What is expected to be the largest number of handcarts gathered in the Salt Lake Valley since the 1800s will be drawn in a trek into downtown Salt Lake City on Sept. 26 in a historic re-enactment on the 150th anniversary of the entrance of the first handcart trains into the valley.
The 100 handcarts and 500 walkers will proceed from This Is The Place Heritage Park to the Church's Conference Center plaza area, said Rob Race of the Sugar House Chapter of the Sons of Utah Pioneers, which is organizing the event.
Everyone is invited to come participate without charge, said Brother Race, who hopes that spectators will feel free to be dressed in pioneer-style clothing as they line the streets of the route to cheer on the handcart pullers and walkers.

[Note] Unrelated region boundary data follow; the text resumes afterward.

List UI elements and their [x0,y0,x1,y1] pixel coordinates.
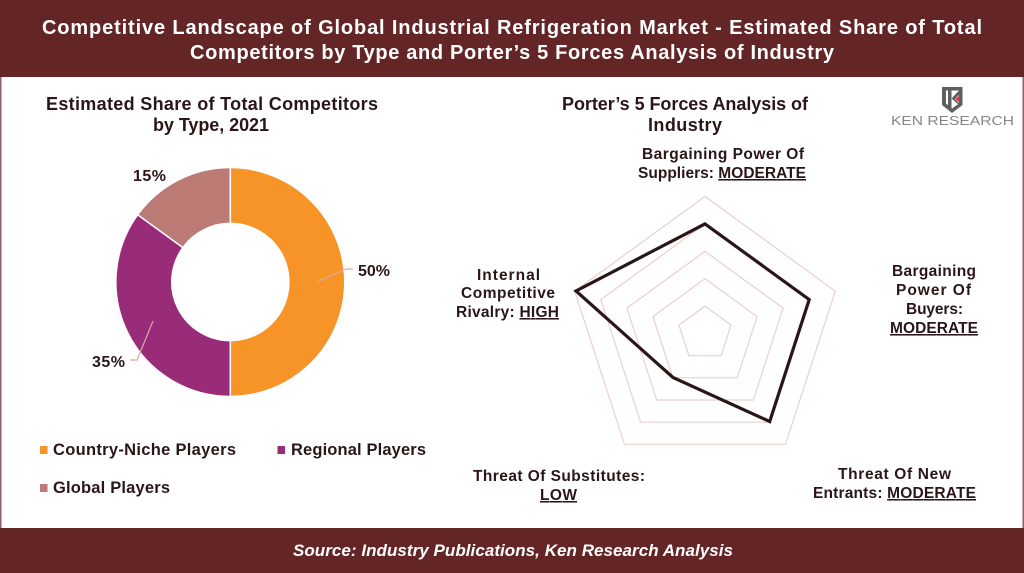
legend [40,441,426,497]
label: bargaining power of suppliers: Bargaining Power Of [642,146,805,163]
label: bargaining power of suppliers: Suppliers: MODERATE [638,165,806,182]
legend item: regional players: Regional Players [291,441,426,459]
heading: donut chart [46,94,378,135]
title [42,17,982,64]
label: threat of new entrants: Entrants: MODERATE [813,485,976,502]
label: threat of substitutes: Threat Of Substitutes: [473,468,645,485]
leader line: 35% [130,321,153,360]
logo: ken research [891,87,1014,128]
panel: porter's 5 forces [456,94,978,504]
label: bargaining power of suppliers [638,146,806,182]
heading: donut chart: by Type, 2021 [153,115,269,135]
panel: estimated share of competitors [40,94,426,497]
radar chart [575,196,835,444]
label: threat of substitutes: LOW [540,487,577,504]
label: bargaining power of buyers: Power Of [896,282,972,299]
label: bargaining power of buyers: Buyers: [906,301,963,318]
label: internal competitive rivalry [456,267,559,321]
heading: radar chart: Porter’s 5 Forces Analysis of [562,94,809,114]
label: threat of substitutes [473,468,645,504]
label: threat of new entrants: Threat Of New [838,466,952,483]
label: internal competitive rivalry: Rivalry: HIGH [456,304,559,321]
segment: regional players 35% [116,215,230,396]
heading: radar chart: Industry [648,115,722,135]
footer banner [0,528,1024,573]
label: threat of new entrants [813,466,976,502]
value: 15%: 15% [133,168,166,185]
title: Competitors by Type and Porter’s 5 Forces Analysis of Industry [190,42,835,64]
heading: radar chart [562,94,809,135]
radar data line [576,224,809,422]
label: bargaining power of buyers: MODERATE [890,320,978,337]
segment: country-niche players 50% [230,168,345,396]
donut chart [92,168,390,396]
heading: donut chart: Estimated Share of Total Competitors [46,94,378,114]
label: internal competitive rivalry: Internal [477,267,540,284]
legend item: global players: Global Players [53,479,170,497]
leader line: 50% [317,269,353,282]
label: bargaining power of buyers [890,263,978,337]
value: 50%: 50% [358,263,390,280]
segment: global players 15% [138,168,230,248]
value: 35%: 35% [92,354,125,371]
label: bargaining power of buyers: Bargaining [892,263,976,280]
legend item: country-niche players: Country-Niche Players [53,441,236,459]
title: Competitive Landscape of Global Industrial Refrigeration Market - Estimated Share of Total [42,17,982,39]
logo: ken research: KEN RESEARCH [891,114,1014,128]
label: internal competitive rivalry: Competitive [461,285,555,302]
icon: shield [942,87,962,113]
header banner [0,0,1024,77]
source text: Source: Industry Publications, Ken Research Analysis [293,541,733,560]
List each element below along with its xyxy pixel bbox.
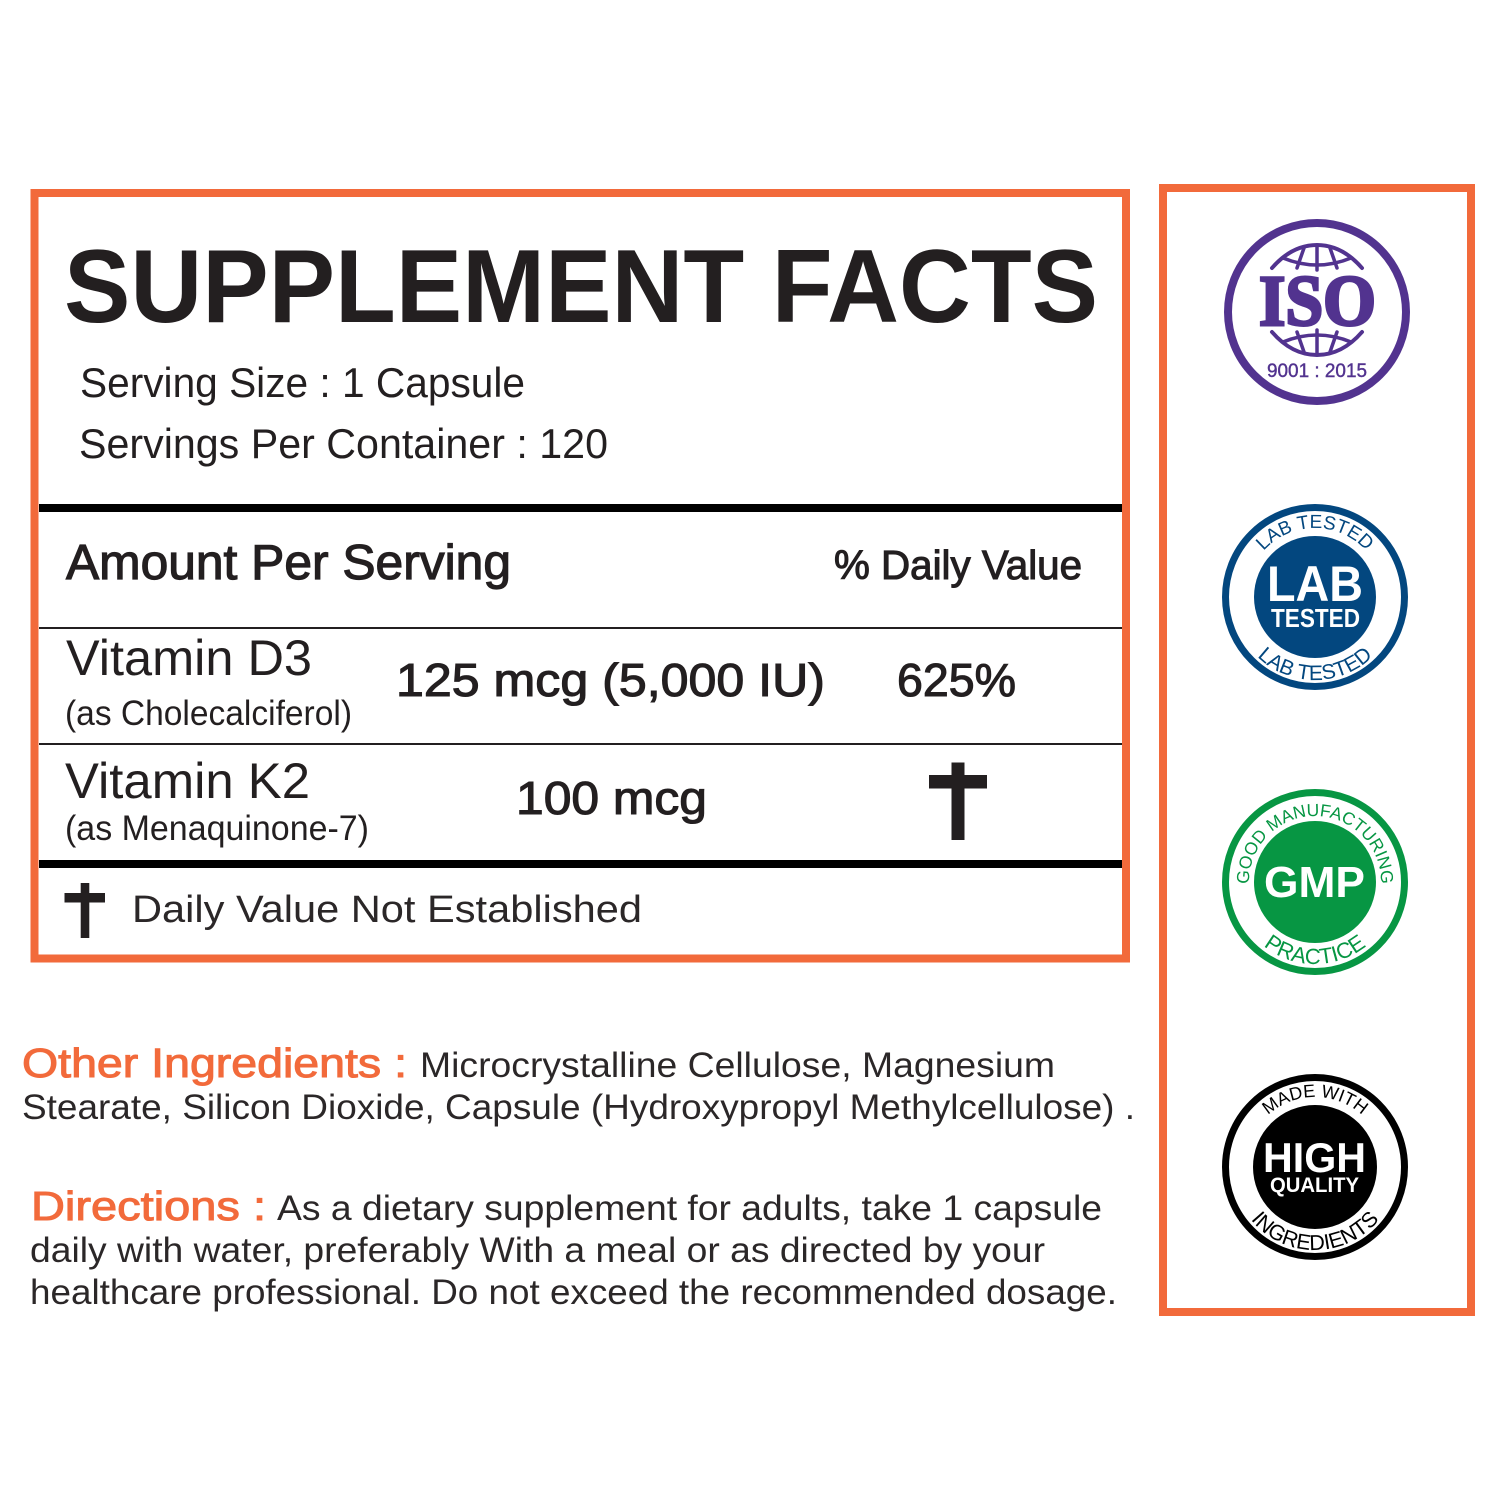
row: vitamin K2: Vitamin K2 — [65, 753, 310, 809]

The handcarts will depart at 9:30 a.m. from the park at the mouth of Emigration Canyon where, in 1847, President Brigham Young with the first group of Mormon pioneers gazed at the valley and pronounced the words, "This is the right place; drive on," thus beginning the pioneer movement to the Mountain West. The movement would last until the coming of the railroad in 1869 and would include 10 handcart companies from 1856 to 1860.
Brother Race said participants can register at the park at 9 a.m., or they can join the trek about 11 a.m. at the Salt Lake 10th Ward meetinghouse, at 400 South and 800 East. An actor depicting Brigham Young will greet the handcart walkers at both locations, and entertainment will include choir and brass band music.
From the 10th Ward building, the train will proceed to State Street and go north to the Eagle Gate, where "Brigham Young" will come out of the Beehive House to again rally the participants. The train will proceed around Temple Square and end at the Conference Center, where Elder Marlin K. Jensen of the Seventy, Church Historian and Recorder, will address the gathering, Brother Race said.
For details about the event and registration information, contact Brother Race at wagontrainwalker@netzero.net.
This will be the latest event in a yearlong observance of the sesquicentennial of the departure of the first handcart trains. An observance in June in Iowa City, Iowa, the first outfitting point for the handcart pioneers, featured President Gordon B. Hinckley in a Churchwide satellite telecast from the University of Iowa (Church News, June 17, 2006, p. 4).